How to get fit for life

1. Ramp up exercise gradually, preparing your body for the demands you wish to place on it. Walking is a great way to start. Just 10 continuous minutes at a brisk pace every day can reduce the risk of early death by 15%.

2. Aim for 10 or 20 minutes a week of high-intensity exercise – getting your heart rate up to at least 80% of its maximum. This means getting to the point where it feels unpleasant (sweating, raised heart rate, out of breath) and that you can’t keep it up for long.

3. High-intensity interval exercise should be followed by unloading activities, such as stretching and massage.

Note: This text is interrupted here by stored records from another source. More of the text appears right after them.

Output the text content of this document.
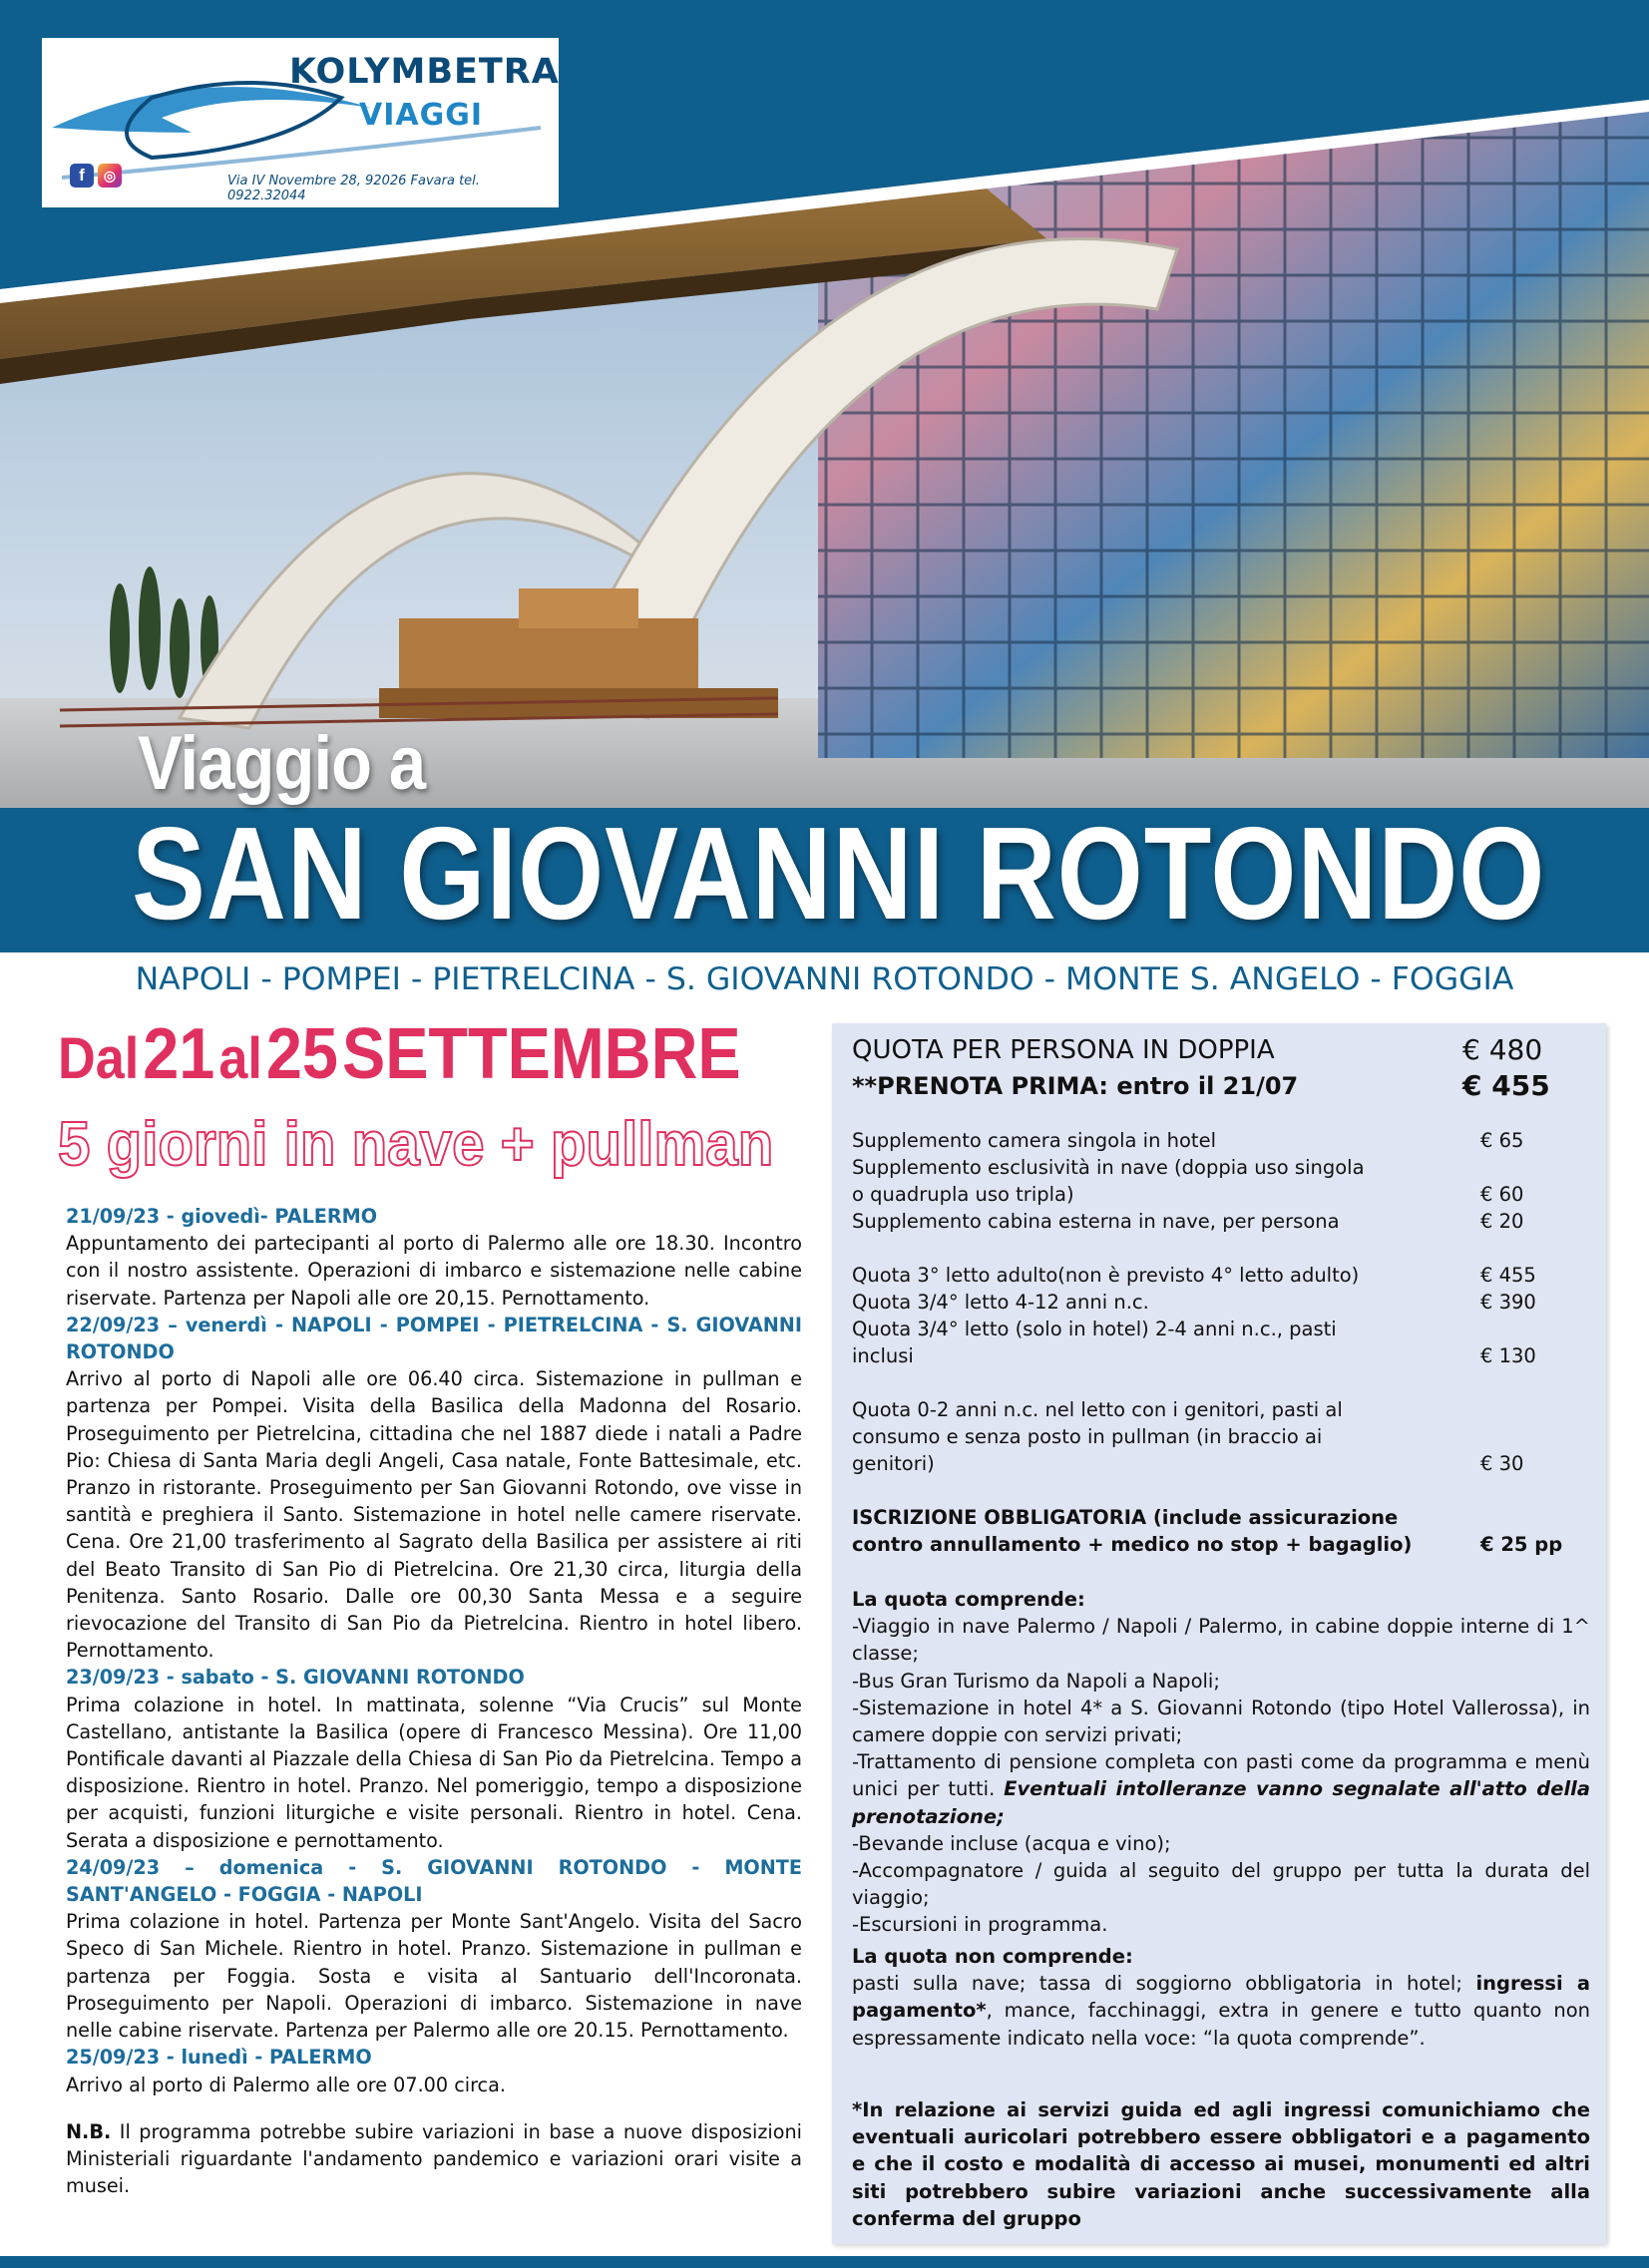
KOLYMBETRA
VIAGGI
Via IV Novembre 28, 92026 Favara tel. 0922.32044
f	◎
Viaggio a
SAN GIOVANNI ROTONDO
NAPOLI - POMPEI - PIETRELCINA - S. GIOVANNI ROTONDO - MONTE S. ANGELO - FOGGIA
Dal 21 al 25 SETTEMBRE
5 giorni in nave + pullman
21/09/23 - giovedì- PALERMO
Appuntamento dei partecipanti al porto di Palermo alle ore 18.30. Incontro con il nostro assistente. Operazioni di imbarco e sistemazione nelle cabine riservate. Partenza per Napoli alle ore 20,15. Pernottamento.
22/09/23 – venerdì - NAPOLI - POMPEI - PIETRELCINA - S. GIOVANNI ROTONDO
Arrivo al porto di Napoli alle ore 06.40 circa. Sistemazione in pullman e partenza per Pompei. Visita della Basilica della Madonna del Rosario. Proseguimento per Pietrelcina, cittadina che nel 1887 diede i natali a Padre Pio: Chiesa di Santa Maria degli Angeli, Casa natale, Fonte Battesimale, etc. Pranzo in ristorante. Proseguimento per San Giovanni Rotondo, ove visse in santità e preghiera il Santo. Sistemazione in hotel nelle camere riservate. Cena. Ore 21,00 trasferimento al Sagrato della Basilica per assistere ai riti del Beato Transito di San Pio di Pietrelcina. Ore 21,30 circa, liturgia della Penitenza. Santo Rosario. Dalle ore 00,30 Santa Messa e a seguire rievocazione del Transito di San Pio da Pietrelcina. Rientro in hotel libero. Pernottamento.
23/09/23 - sabato - S. GIOVANNI ROTONDO
Prima colazione in hotel. In mattinata, solenne “Via Crucis” sul Monte Castellano, antistante la Basilica (opere di Francesco Messina). Ore 11,00 Pontificale davanti al Piazzale della Chiesa di San Pio da Pietrelcina. Tempo a disposizione. Rientro in hotel. Pranzo. Nel pomeriggio, tempo a disposizione per acquisti, funzioni liturgiche e visite personali. Rientro in hotel. Cena. Serata a disposizione e pernottamento.
24/09/23 – domenica - S. GIOVANNI ROTONDO - MONTE SANT'ANGELO - FOGGIA - NAPOLI
Prima colazione in hotel. Partenza per Monte Sant'Angelo. Visita del Sacro Speco di San Michele. Rientro in hotel. Pranzo. Sistemazione in pullman e partenza per Foggia. Sosta e visita al Santuario dell'Incoronata. Proseguimento per Napoli. Operazioni di imbarco. Sistemazione in nave nelle cabine riservate. Partenza per Palermo alle ore 20.15. Pernottamento.
25/09/23 - lunedì - PALERMO
Arrivo al porto di Palermo alle ore 07.00 circa.
N.B. Il programma potrebbe subire variazioni in base a nuove disposizioni Ministeriali riguardante l'andamento pandemico e variazioni orari visite a musei.
QUOTA PER PERSONA IN DOPPIA	€ 480
**PRENOTA PRIMA: entro il 21/07	€ 455
Supplemento camera singola in hotel	€ 65
Supplemento esclusività in nave (doppia uso singola o quadrupla uso tripla)	€ 60
Supplemento cabina esterna in nave, per persona	€ 20
Quota 3° letto adulto(non è previsto 4° letto adulto)	€ 455
Quota 3/4° letto 4-12 anni n.c.	€ 390
Quota 3/4° letto (solo in hotel) 2-4 anni n.c., pasti inclusi	€ 130
Quota 0-2 anni n.c. nel letto con i genitori, pasti al consumo e senza posto in pullman (in braccio ai genitori)	€ 30
ISCRIZIONE OBBLIGATORIA (include assicurazione contro annullamento + medico no stop + bagaglio)	€ 25 pp
La quota comprende:
-Viaggio in nave Palermo / Napoli / Palermo, in cabine doppie interne di 1^ classe;
-Bus Gran Turismo da Napoli a Napoli;
-Sistemazione in hotel 4* a S. Giovanni Rotondo (tipo Hotel Vallerossa), in camere doppie con servizi privati;
-Trattamento di pensione completa con pasti come da programma e menù unici per tutti. Eventuali intolleranze vanno segnalate all'atto della prenotazione;
-Bevande incluse (acqua e vino);
-Accompagnatore / guida al seguito del gruppo per tutta la durata del viaggio;
-Escursioni in programma.
La quota non comprende:
pasti sulla nave; tassa di soggiorno obbligatoria in hotel; ingressi a pagamento*, mance, facchinaggi, extra in genere e tutto quanto non espressamente indicato nella voce: “la quota comprende”.
*In relazione ai servizi guida ed agli ingressi comunichiamo che eventuali auricolari potrebbero essere obbligatori e a pagamento e che il costo e modalità di accesso ai musei, monumenti ed altri siti potrebbero subire variazioni anche successivamente alla conferma del gruppo
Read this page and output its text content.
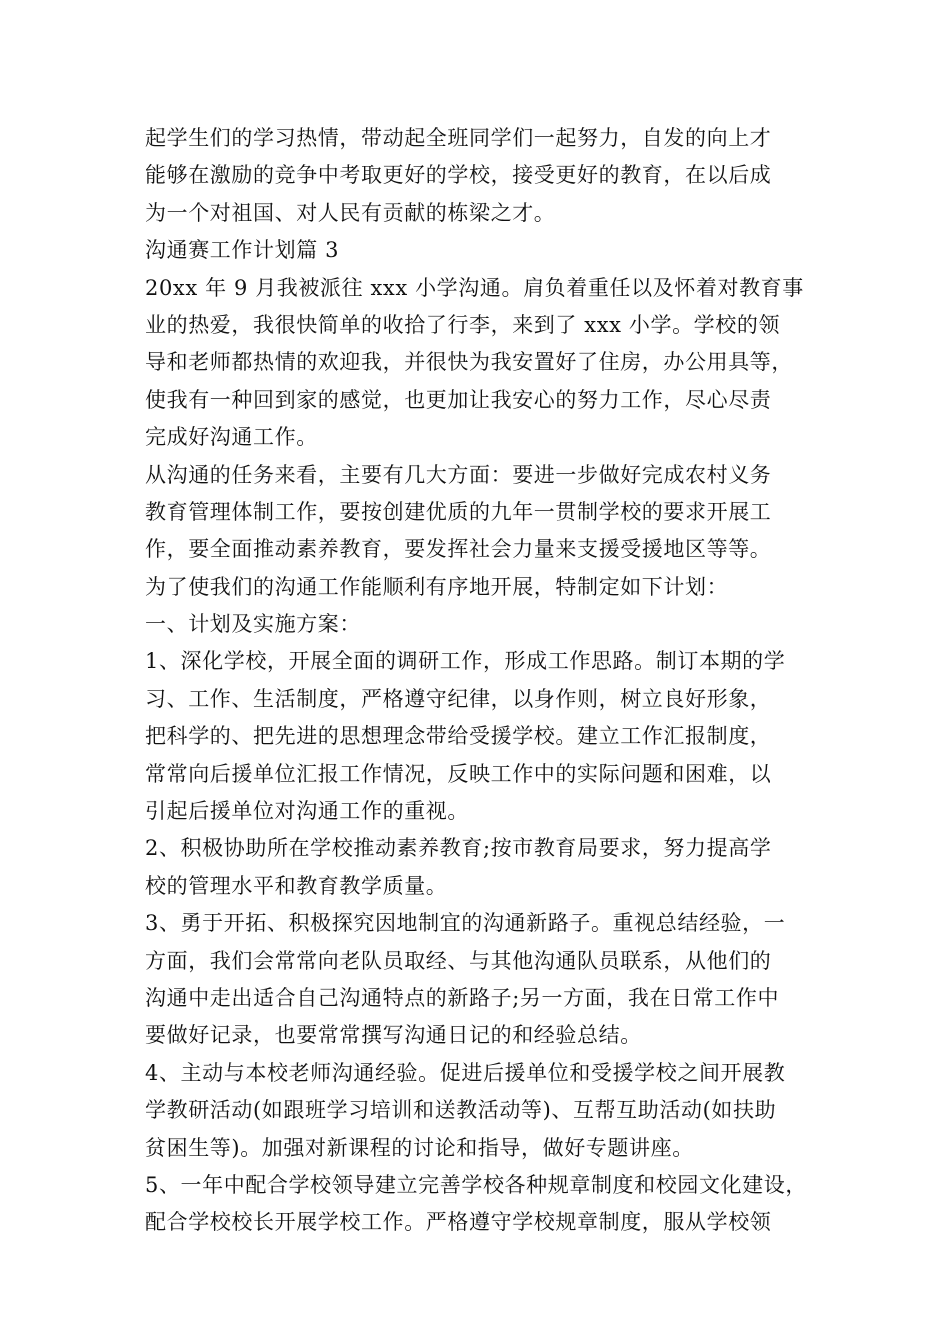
起学生们的学习热情，带动起全班同学们一起努力，自发的向上才
能够在激励的竞争中考取更好的学校，接受更好的教育，在以后成
为一个对祖国、对人民有贡献的栋梁之才。
沟通赛工作计划篇 3
20xx 年 9 月我被派往 xxx 小学沟通。肩负着重任以及怀着对教育事
业的热爱，我很快简单的收拾了行李，来到了 xxx 小学。学校的领
导和老师都热情的欢迎我，并很快为我安置好了住房，办公用具等，
使我有一种回到家的感觉，也更加让我安心的努力工作，尽心尽责
完成好沟通工作。
从沟通的任务来看，主要有几大方面：要进一步做好完成农村义务
教育管理体制工作，要按创建优质的九年一贯制学校的要求开展工
作，要全面推动素养教育，要发挥社会力量来支援受援地区等等。
为了使我们的沟通工作能顺利有序地开展，特制定如下计划：
一、计划及实施方案：
1、深化学校，开展全面的调研工作，形成工作思路。制订本期的学
习、工作、生活制度，严格遵守纪律，以身作则，树立良好形象，
把科学的、把先进的思想理念带给受援学校。建立工作汇报制度，
常常向后援单位汇报工作情况，反映工作中的实际问题和困难，以
引起后援单位对沟通工作的重视。
2、积极协助所在学校推动素养教育;按市教育局要求，努力提高学
校的管理水平和教育教学质量。
3、勇于开拓、积极探究因地制宜的沟通新路子。重视总结经验，一
方面，我们会常常向老队员取经、与其他沟通队员联系，从他们的
沟通中走出适合自己沟通特点的新路子;另一方面，我在日常工作中
要做好记录，也要常常撰写沟通日记的和经验总结。
4、主动与本校老师沟通经验。促进后援单位和受援学校之间开展教
学教研活动(如跟班学习培训和送教活动等)、互帮互助活动(如扶助
贫困生等)。加强对新课程的讨论和指导，做好专题讲座。
5、一年中配合学校领导建立完善学校各种规章制度和校园文化建设，
配合学校校长开展学校工作。严格遵守学校规章制度，服从学校领
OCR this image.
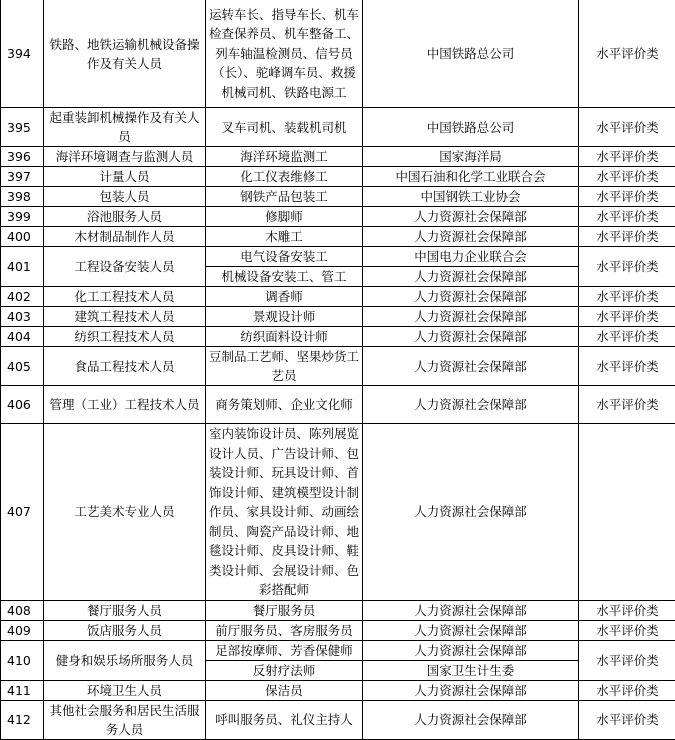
394	铁路、地铁运输机械设备操作及有关人员	运转车长、指导车长、机车检查保养员、机车整备工、列车轴温检测员、信号员（长）、驼峰调车员、救援机械司机、铁路电源工	中国铁路总公司	水平评价类
395	起重装卸机械操作及有关人员	叉车司机、装载机司机	中国铁路总公司	水平评价类
396	海洋环境调查与监测人员	海洋环境监测工	国家海洋局	水平评价类
397	计量人员	化工仪表维修工	中国石油和化学工业联合会	水平评价类
398	包装人员	钢铁产品包装工	中国钢铁工业协会	水平评价类
399	浴池服务人员	修脚师	人力资源社会保障部	水平评价类
400	木材制品制作人员	木雕工	人力资源社会保障部	水平评价类
401	工程设备安装人员	电气设备安装工	中国电力企业联合会	水平评价类
		机械设备安装工、管工	人力资源社会保障部	
402	化工工程技术人员	调香师	人力资源社会保障部	水平评价类
403	建筑工程技术人员	景观设计师	人力资源社会保障部	水平评价类
404	纺织工程技术人员	纺织面料设计师	人力资源社会保障部	水平评价类
405	食品工程技术人员	豆制品工艺师、坚果炒货工艺员	人力资源社会保障部	水平评价类
406	管理（工业）工程技术人员	商务策划师、企业文化师	人力资源社会保障部	水平评价类
407	工艺美术专业人员	室内装饰设计员、陈列展览设计人员、广告设计师、包装设计师、玩具设计师、首饰设计师、建筑模型设计制作员、家具设计师、动画绘制员、陶瓷产品设计师、地毯设计师、皮具设计师、鞋类设计师、会展设计师、色彩搭配师	人力资源社会保障部	
408	餐厅服务人员	餐厅服务员	人力资源社会保障部	水平评价类
409	饭店服务人员	前厅服务员、客房服务员	人力资源社会保障部	水平评价类
410	健身和娱乐场所服务人员	足部按摩师、芳香保健师	人力资源社会保障部	水平评价类
		反射疗法师	国家卫生计生委	
411	环境卫生人员	保洁员	人力资源社会保障部	水平评价类
412	其他社会服务和居民生活服务人员	呼叫服务员、礼仪主持人	人力资源社会保障部	水平评价类
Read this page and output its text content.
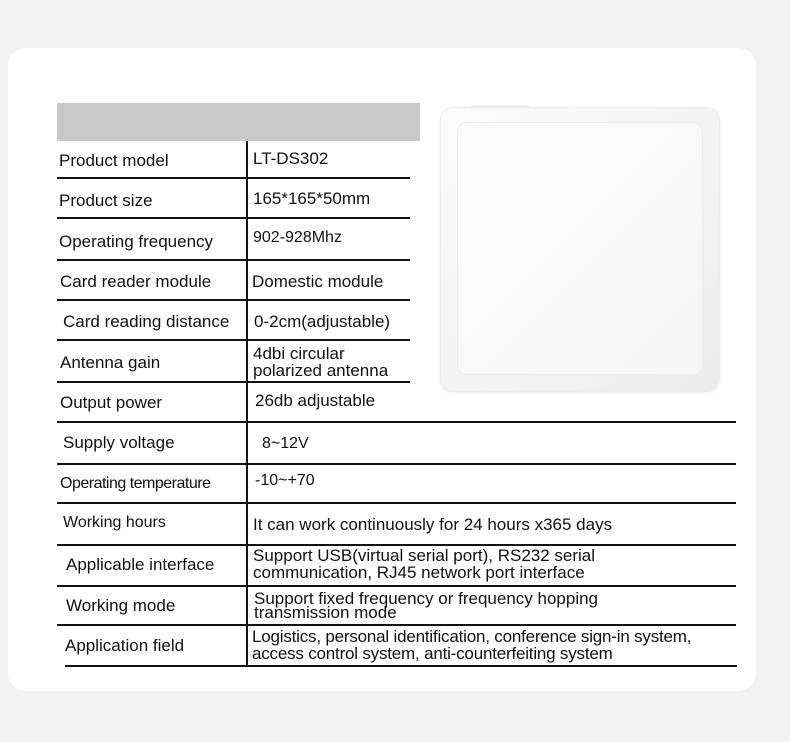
Product model
Product size
Operating frequency
Card reader module
Card reading distance
Antenna gain
Output power
Supply voltage
Operating temperature
Working hours
Applicable interface
Working mode
Application field
LT-DS302
165*165*50mm
902-928Mhz
Domestic module
0-2cm(adjustable)
4dbi circular polarized antenna
26db adjustable
8~12V
-10~+70
It can work continuously for 24 hours x365 days
Support USB(virtual serial port), RS232 serial communication, RJ45 network port interface
Support fixed frequency or frequency hopping transmission mode
Logistics, personal identification, conference sign-in system, access control system, anti-counterfeiting system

Time-pressured people are tempted to extend exercise during a visit to the gym and skip stretching. Bad idea.

4. Keep to a 20:80 ratio for high:low intensity exercise. Also aim for some strength training (push-ups, squats, resistance bands) to build muscle and help to prevent later-life injuries, like those to the hip.

5. Avoid fads and eat a generally healthy diet, with plenty of vegetables and whole grains. Protein builds muscle and creatine powder in a glass of milk helps build and maintain muscle. Bone broth is good.